WHO recommends involving men in maternal & newborn health

Babies, men

The World Health Organisation has declared the involvement of men in maternal and newborn health (MNH) as a priority.

It is one of 8 “strong recommendations” in a list of 12 in its just-published WHO recommendations on health promotion interventions for maternal and newborn health. It recommends further research into a family approach, looking also at other key family relationships around the mother and baby.

The recommendation

“Interventions to promote the involvement of men during pregnancy, childbirth and after birth are recommended to facilitate and support improved self-care of women, improved home care practices for women and newborns, improved use of skilled care during pregnancy, childbirth and the postnatal period for women and newborns, and increase the timely use of facility care for obstetric and newborn complications.”

To date, different programmes for engaging men have had different aims, including these.

  • Improving prompt access by women to MNH services (men can be gatekeepers and decision-makers)
  • Addressing gender inequalities
  • Supporting men’s positive involvement as partners and fathers.

Methods have included mass media campaigns, community and workplace engagement (men only as well as jointly with women), home visits and counselling services.

The report recommends a combination of individual engagement with fathers to transfer knowledge and programmes to shift social norms in the community.

In relation to shifting social norms, it recommends a focus on young men and women.

“The importance of male involvement as a support to women making their decisions should be introduced with young men and women to build social changes and consciousness towards gender equality in younger generations.”

The research base

The research review, conducted at the Burnet Institute in Australia, examined 13 studies from Bangladesh, Eritrea, India, Indonesia, Nepal, Pakistan, South Africa, Tanzania and Turkey. [At the time of writing this post, the published WHO report contains an error and the research review for this section is missing.]

Risks

The recommendations highlight the concerns about engaging with men, for example the possibility of their undermining women’s autonomy, rights and decision-making. The panel that produced the WHO report debated this at some length and decided that the benefits and risks balance each other. The key is to ensure that implementation is high-quality and addresses gender equality and egalitarian decision-making between couples. The report sets out a number of key principles underlying good implementation.

10 recommendations for implementation

  1. Don’t reduce women’s autonomy.
  2. Focus on positive roles that men can plan as partners and fathers in a gender egalitarian way.
  3. Ensure women’s safety and confidentiality in view of the fact that intimate partner violence might be present.
  4. Train health providers and staff to promote egalitarian decision-making in families and to promote respects for the rights and autonomy of women.
  5. Design services in relation to the values and preferences of local women – do reseach and discuss with women.
  6. Obtain women’s autonomous consent to the inclusion of men in antenatal care, childbirth and after the birth before the men are invited to attend.
  7. Recognise family diversity – the father of the baby may not be present.
  8. Make health facilities male friendly and able to engage with men. Make is possible for men to accompany those women who want him there.
  9. Monitor implementation carefully, involving women in the process.
  10. Link approach to wider programmes to promote gender equality and women’s autonomy to make decisions about their own health.

Further research

The quality of research on which the recommendation is based is classified in the report as “very low”, with major variability.

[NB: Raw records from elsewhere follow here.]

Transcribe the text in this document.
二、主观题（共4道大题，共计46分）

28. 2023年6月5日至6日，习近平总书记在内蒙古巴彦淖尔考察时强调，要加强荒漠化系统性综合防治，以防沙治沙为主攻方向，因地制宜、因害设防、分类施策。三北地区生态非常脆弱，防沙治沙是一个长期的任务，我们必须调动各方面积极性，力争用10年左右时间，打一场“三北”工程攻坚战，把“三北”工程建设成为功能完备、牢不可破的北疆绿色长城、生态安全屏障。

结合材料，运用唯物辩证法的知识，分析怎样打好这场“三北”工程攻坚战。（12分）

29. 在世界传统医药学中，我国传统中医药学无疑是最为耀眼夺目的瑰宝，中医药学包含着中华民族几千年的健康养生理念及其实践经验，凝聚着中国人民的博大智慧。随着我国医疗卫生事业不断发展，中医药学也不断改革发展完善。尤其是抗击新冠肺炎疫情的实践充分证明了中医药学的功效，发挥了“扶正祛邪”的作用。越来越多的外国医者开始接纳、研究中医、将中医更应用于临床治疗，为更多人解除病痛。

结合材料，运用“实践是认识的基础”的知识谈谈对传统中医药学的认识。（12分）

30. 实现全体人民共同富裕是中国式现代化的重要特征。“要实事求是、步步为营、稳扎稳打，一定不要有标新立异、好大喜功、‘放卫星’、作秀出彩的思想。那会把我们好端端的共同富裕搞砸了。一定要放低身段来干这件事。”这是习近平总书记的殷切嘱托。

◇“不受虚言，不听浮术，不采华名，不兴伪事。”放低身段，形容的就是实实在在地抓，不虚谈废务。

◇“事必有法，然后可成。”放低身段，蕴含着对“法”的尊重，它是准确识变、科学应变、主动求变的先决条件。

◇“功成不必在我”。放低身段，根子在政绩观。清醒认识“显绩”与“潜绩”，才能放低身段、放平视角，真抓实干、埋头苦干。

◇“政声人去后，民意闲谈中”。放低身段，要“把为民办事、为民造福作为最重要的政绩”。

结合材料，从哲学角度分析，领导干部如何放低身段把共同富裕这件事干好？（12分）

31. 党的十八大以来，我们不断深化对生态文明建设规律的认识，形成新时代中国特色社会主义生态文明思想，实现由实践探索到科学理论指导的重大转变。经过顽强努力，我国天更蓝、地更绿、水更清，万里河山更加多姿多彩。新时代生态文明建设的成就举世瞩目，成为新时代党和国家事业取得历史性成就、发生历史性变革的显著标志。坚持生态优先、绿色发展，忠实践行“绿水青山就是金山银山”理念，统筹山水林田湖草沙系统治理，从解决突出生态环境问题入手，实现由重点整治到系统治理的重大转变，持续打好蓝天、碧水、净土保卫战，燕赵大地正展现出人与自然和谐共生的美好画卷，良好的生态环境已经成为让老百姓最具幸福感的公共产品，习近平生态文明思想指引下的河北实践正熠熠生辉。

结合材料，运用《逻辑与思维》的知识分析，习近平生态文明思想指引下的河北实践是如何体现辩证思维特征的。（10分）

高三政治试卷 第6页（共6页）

The report recommends filling research gaps.

  • Measure the effect of including men and women together in MNH, and also other key decision-makers in the home (not just fathers).
  • Examine the values and preferences of women and men relating to changes in men’s roles.
  • Examine the impact of male involvement on family relationships, including those involving grandparents.
  • Measure the cost of providing male-friendly health facilities.
  • Examine the impact of male involvement on how communities set priorities and allocate resources.
  • Integrate lessons from other sectors, such as work with men and boys on gender equality and sexual and reproductive health support.

Next steps

WHO is setting up a steering committee to develop a new guideline, Caring for the newborn and child in the community. They will develop a complementary publication to the existing Essential interventions, commodities and guidelines for reproductive, maternal, newborn and child health, which currently does not include any reference to family inclusive care.